A literatura também é pop


Foto: Rogério Vital

O auditório montado para a segunda edição do Festival Literário da Pipa terminou pequeno para o tamanho do interesse do público pelas palavras de João Ubaldo Ribeiro e Geraldo Carneiro. A cena já havia se repetido, com menor intensidade, em outros momentos: para o pós-modernismo de João Gilberto Noll e para o texto poético de Mia Couto, por exemplo. Mas foi na mesa da dupla João Ubaldo/Geraldo Carneiro que a comunhão entre público e escritores ficou completa. Um bom exemplo de mobilização da literatura. E a Flipipa 2010 esteve recheada de "bons exemplos".

No caso da mesa "Vida de escritor", onde João Ubaldo Ribeiro e Geraldo Carneiro falaram sobre suas trajetórias, foi o bom humor que encantou a platéia. Ao invés de simplesmente discursar, os dois apostaram na interação com o público. E deu certo. João Ubaldo Ribeiro avisou logo no início: "Prefiro que vocês façam as perguntas ao invés de eu ficar falando". A conversa seguiu sobre o início da amizade entre os dois escritores, a relevância dos prêmios literários, a influência da tecnologia, entre outros. "Os melhores são aqueles que têm prêmio em dinheiro. Qualquer escritor sincero responderia isso", arrematou João Ubaldo, arrancando aplausos e gargalhadas do público.

O romancista também brincou sobre o destino de um de seus Jabutis (a estatueta do prêmio homônimo) que acabou sumindo. Um dos primeiros autores a usar a ferramenta do computador para escrever suas histórias, Ubaldo disse que essa tecnologia mudou seu modo de trabalhar. "Antigamente, quando queria mudar um nome de uma personagem, desistia só pelo trabalho que teria para cortar a lauda, colar, arrancar o carbono", brincou o autor. Criterioso e apaixonado pela palavra, Ubaldo diz ter hoje pelo menos cinco ou seis versões de dicionários no seu computador e gasta mais horas fascinado pela palavra do que escrevendo. "Escrevo bem menos que antes quando tinha a máquina manual", disse.

Antes disso, o escritor João Gilberto Noll já havia protagonizado um momento de interação perfeita entre público e artista."Vou ler trechos de meus livros para que vocês conheçam um pouco da minha escrita", disse o escritor ao começar sua fala. O auditório fez silêncio. Noll falou principalmente sobre o processo de criação de sua literatura. Sob o olhar atento da platéia, o escritor confessou que encontra suas histórias na rua e gosta de caminhar para achar temas e personagens. Nesse último aspecto, ele disse se considerar muito mais um autor "de linguagem do que de personagens". "Meus textos parecem ser sempre sobre o mesmo cara", avalia.
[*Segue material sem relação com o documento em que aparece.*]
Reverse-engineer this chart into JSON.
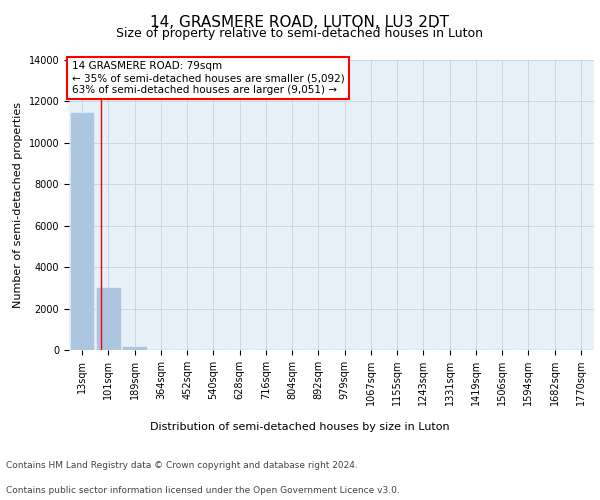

Os temas locais também tiveram lugar no último dia de Feira Literária. Câmara Cascudo foi o tema escolhido pelos professores Durval Muniz, Vânia Gicco e Moacy Cirne. O foco foi a intensa celebração sobre o autor potiguar, mas sem um conhecimento de fato sobre a sua obra. "Cascudo é muito celebrado, mas pouco lido", resumiu Moacy Cirne. O desleixo da academia - um dos temas recorrentes este ano - e das editoras foi um ponto bastante abordado. Pouco antes, Yuno Silva, Laurita Arruda, Dirceu Simabucuru e o músico Carito discutiram a influência das novas mídias e das redes sociais sobre o jornalismo.

A participação do público, que se acomodou no chão para ver João Ubaldo Ribeiro e Geraldo Carneiro, teve destaque, não só no terceiro e último dia, como em todo o evento. Mia Couto, autor moçambicano que falou no primeiro dia de evento, foi um dos mais festejados, provocando filas tanto para a palestra como no momento dos autógrafos. Durante a fala, silêncio profundo para escutar o autor. Um silêncio de reverência.